Das Auswärtige Amt empfiehlt, die Standardimpfungen gemäß aktuellem Impfkalender des Robert-Koch-Institutes zu überprüfen und zu vervollständigen. Dazu gehören auch für Erwachsene die Impfungen gegen Tetanus, Diphtherie, Pertussis (Keuchhusten), ggf. auch gegen Mumps, Masern Röteln (MMR), Influenza und Pneumokokken.

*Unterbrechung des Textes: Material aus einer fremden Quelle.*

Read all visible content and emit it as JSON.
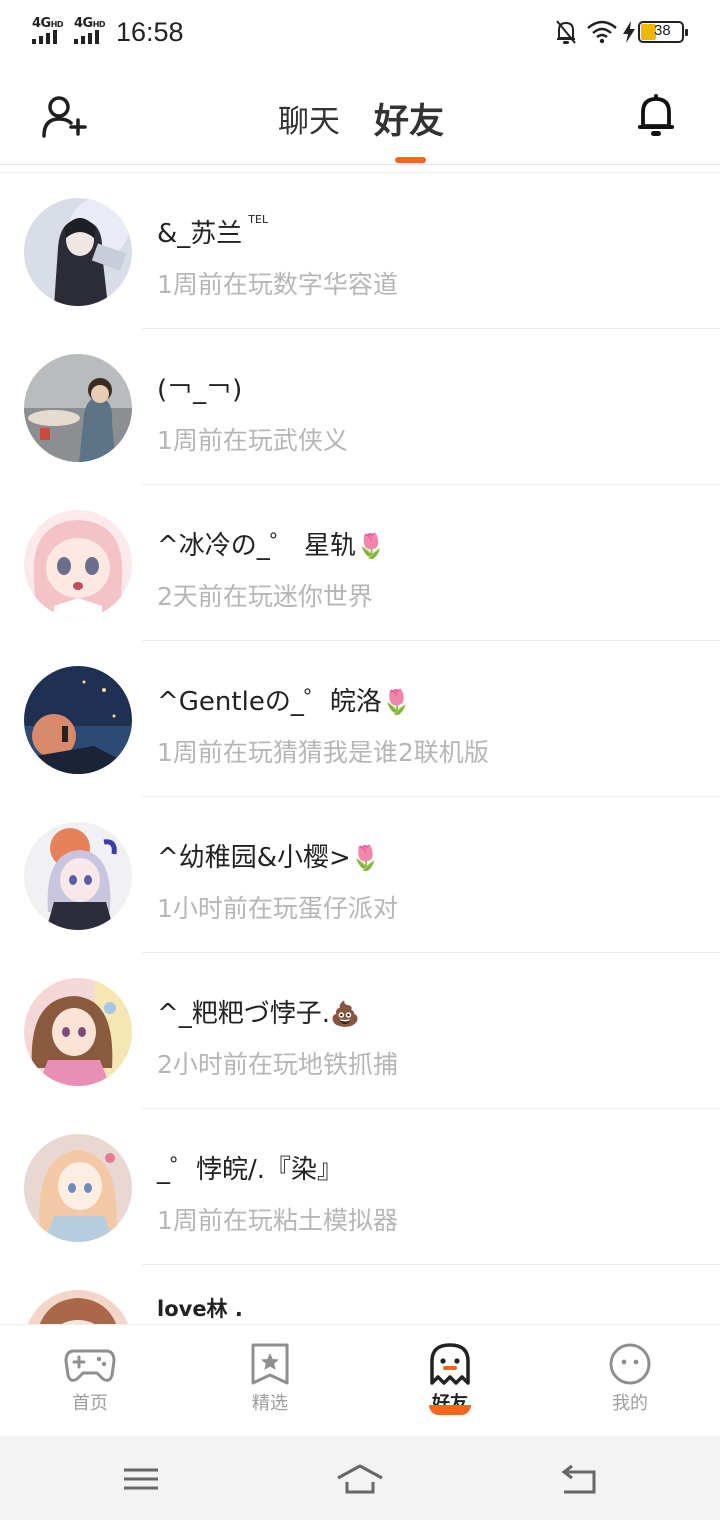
{
  "status_bar": {
    "network1": "4G",
    "network2": "4G",
    "hd": "HD",
    "time": "16:58",
    "battery": "38",
    "icons": [
      "mute-bell-icon",
      "wifi-icon",
      "charging-icon",
      "battery-icon"
    ]
  },
  "header": {
    "tabs": [
      {
        "label": "聊天",
        "active": false
      },
      {
        "label": "好友",
        "active": true
      }
    ],
    "accent_color": "#f5651e"
  },
  "friends": [
    {
      "name": "&_苏兰",
      "tag": "TEL",
      "status": "1周前在玩数字华容道"
    },
    {
      "name": "(￢_￢)",
      "status": "1周前在玩武侠义"
    },
    {
      "name": "^冰冷の_゜ 星轨",
      "emoji": "🌷",
      "status": "2天前在玩迷你世界"
    },
    {
      "name": "^Gentleの_゜皖洛",
      "emoji": "🌷",
      "status": "1周前在玩猜猜我是谁2联机版"
    },
    {
      "name": "^幼稚园&小樱>",
      "emoji": "🌷",
      "status": "1小时前在玩蛋仔派对"
    },
    {
      "name": "^_粑粑づ悖子.",
      "emoji": "💩",
      "status": "2小时前在玩地铁抓捕"
    },
    {
      "name": "_゜悖皖/.『染』",
      "status": "1周前在玩粘土模拟器"
    },
    {
      "name": "love林 .",
      "status": ""
    }
  ],
  "bottom_nav": [
    {
      "label": "首页",
      "icon": "gamepad-icon",
      "active": false
    },
    {
      "label": "精选",
      "icon": "star-bookmark-icon",
      "active": false
    },
    {
      "label": "好友",
      "icon": "ghost-icon",
      "active": true
    },
    {
      "label": "我的",
      "icon": "smiley-face-icon",
      "active": false
    }
  ]
}
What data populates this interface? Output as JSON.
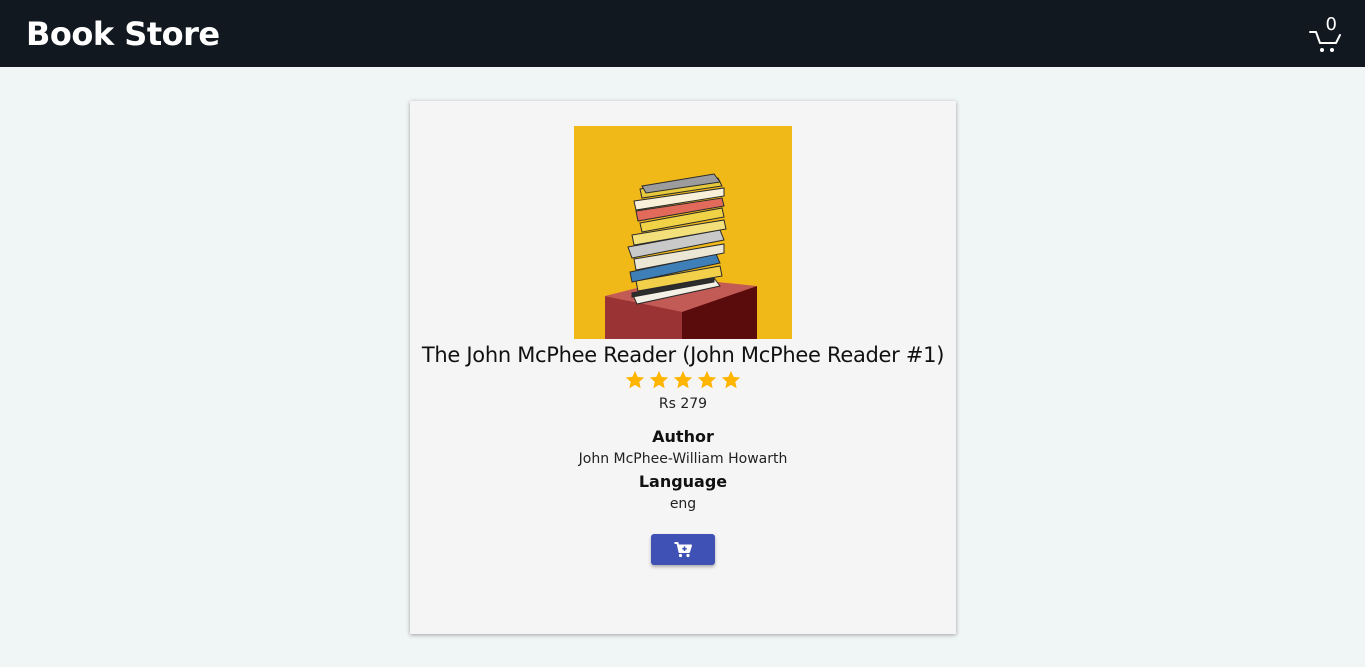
{
  "header": {
    "brand": "Book Store",
    "cart_count": "0",
    "cart_icon": "shopping-cart-icon"
  },
  "book": {
    "cover_icon": "book-stack-image",
    "title": "The John McPhee Reader (John McPhee Reader #1)",
    "rating": 5,
    "rating_max": 5,
    "price": "Rs 279",
    "author_label": "Author",
    "author": "John McPhee-William Howarth",
    "language_label": "Language",
    "language": "eng",
    "add_to_cart_icon": "add-to-cart-icon"
  },
  "colors": {
    "navbar": "#121820",
    "background": "#f0f5f5",
    "card": "#f5f5f5",
    "star": "#ffb400",
    "button": "#3f51b5",
    "cover_bg": "#f1b918"
  }
}
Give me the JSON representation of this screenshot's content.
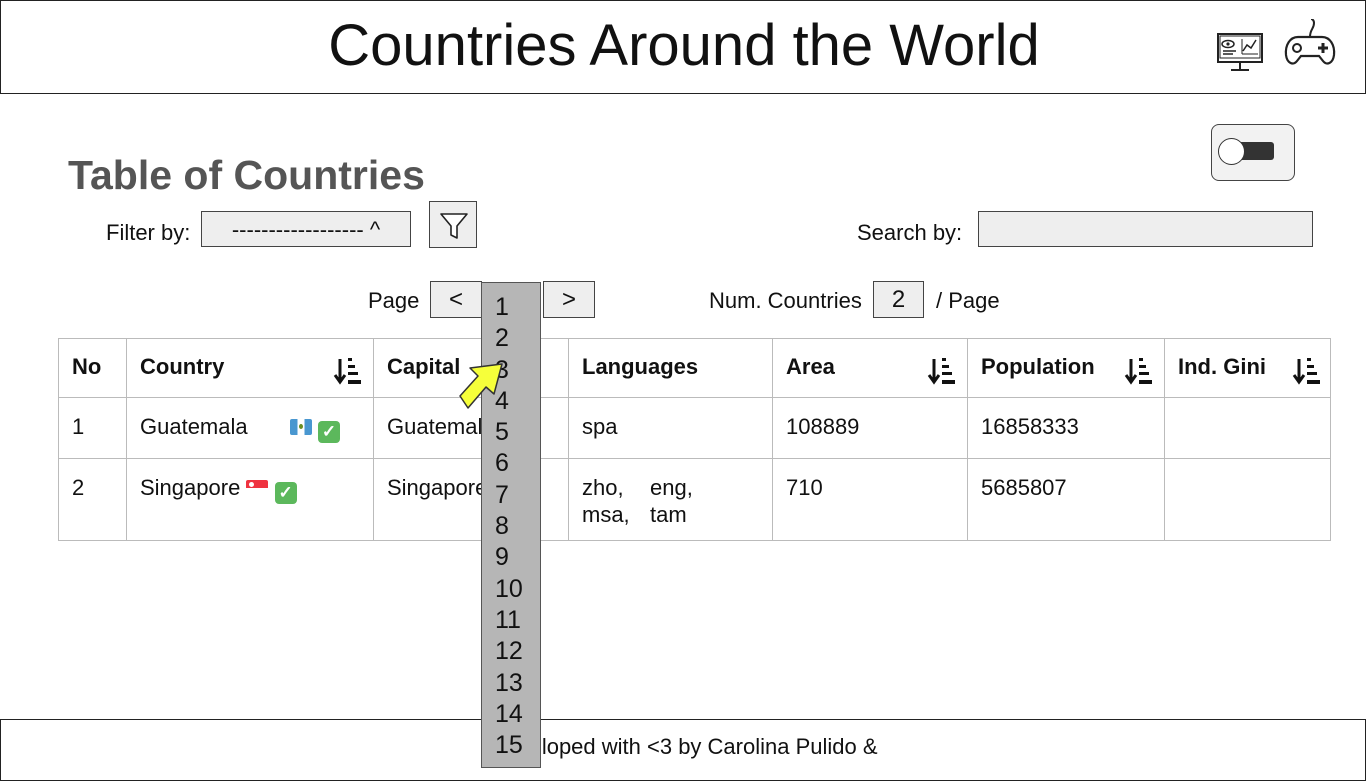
{
  "header": {
    "title": "Countries Around the World",
    "icons": [
      "dashboard-monitor-icon",
      "gamepad-icon"
    ]
  },
  "main": {
    "section_title": "Table of Countries",
    "toggle": {
      "state": "off"
    },
    "filter": {
      "label": "Filter by:",
      "selected": "------------------ ^",
      "button_icon": "funnel-icon"
    },
    "search": {
      "label": "Search by:",
      "value": ""
    },
    "pagination": {
      "page_label": "Page",
      "prev_label": "<",
      "next_label": ">",
      "page_options": [
        "1",
        "2",
        "3",
        "4",
        "5",
        "6",
        "7",
        "8",
        "9",
        "10",
        "11",
        "12",
        "13",
        "14",
        "15"
      ],
      "num_countries_label": "Num. Countries",
      "num_countries_value": "2",
      "per_page_label": "/ Page"
    },
    "table": {
      "columns": [
        "No",
        "Country",
        "Capital",
        "Languages",
        "Area",
        "Population",
        "Ind. Gini"
      ],
      "sortable_columns": [
        "Country",
        "Area",
        "Population",
        "Ind. Gini"
      ],
      "rows": [
        {
          "no": "1",
          "country": "Guatemala",
          "flag": "flag-guatemala-icon",
          "check": "✅",
          "capital": "Guatemala City",
          "languages": [
            "spa"
          ],
          "area": "108889",
          "population": "16858333",
          "gini": ""
        },
        {
          "no": "2",
          "country": "Singapore",
          "flag": "flag-singapore-icon",
          "check": "✅",
          "capital": "Singapore",
          "languages": [
            "zho,",
            "eng,",
            "msa,",
            "tam"
          ],
          "area": "710",
          "population": "5685807",
          "gini": ""
        }
      ]
    }
  },
  "footer": {
    "text": "Developed with <3 by Carolina Pulido &"
  },
  "colors": {
    "dropdown_bg": "#b6b6b6",
    "section_title": "#555555",
    "cursor_fill": "#f6ff3a"
  }
}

Ein paar extra Tipps für einen angenehmen Aufenthalt

Erlaube deinem Körper und Geist Zeit, um sich an die neue Zeitzone und das Land zu gewöhnen. Vermeide Stress: plane nicht zu viel auf einmal. Zumindest am ersten Tag solltest du es ruhig angehen lassen. Es ist eine gute Angewohnheit, früh aufzustehen. Im heißen Klima sind die Temperaturen morgens oft am angenehmsten. Außerdem sind die Menschen in den Ländern, die du besuchst, gewöhnt um früh aufzustehen. Du hast mehr von deiner Reise, wenn du dich ihrem Rhythmus anpasst. Wenn du gut ausgeruht bist, wirst es dir leichter fallen, dich auf die neue Umgebung einzulassen und wirst du die Energie haben, viel zu unternehmen.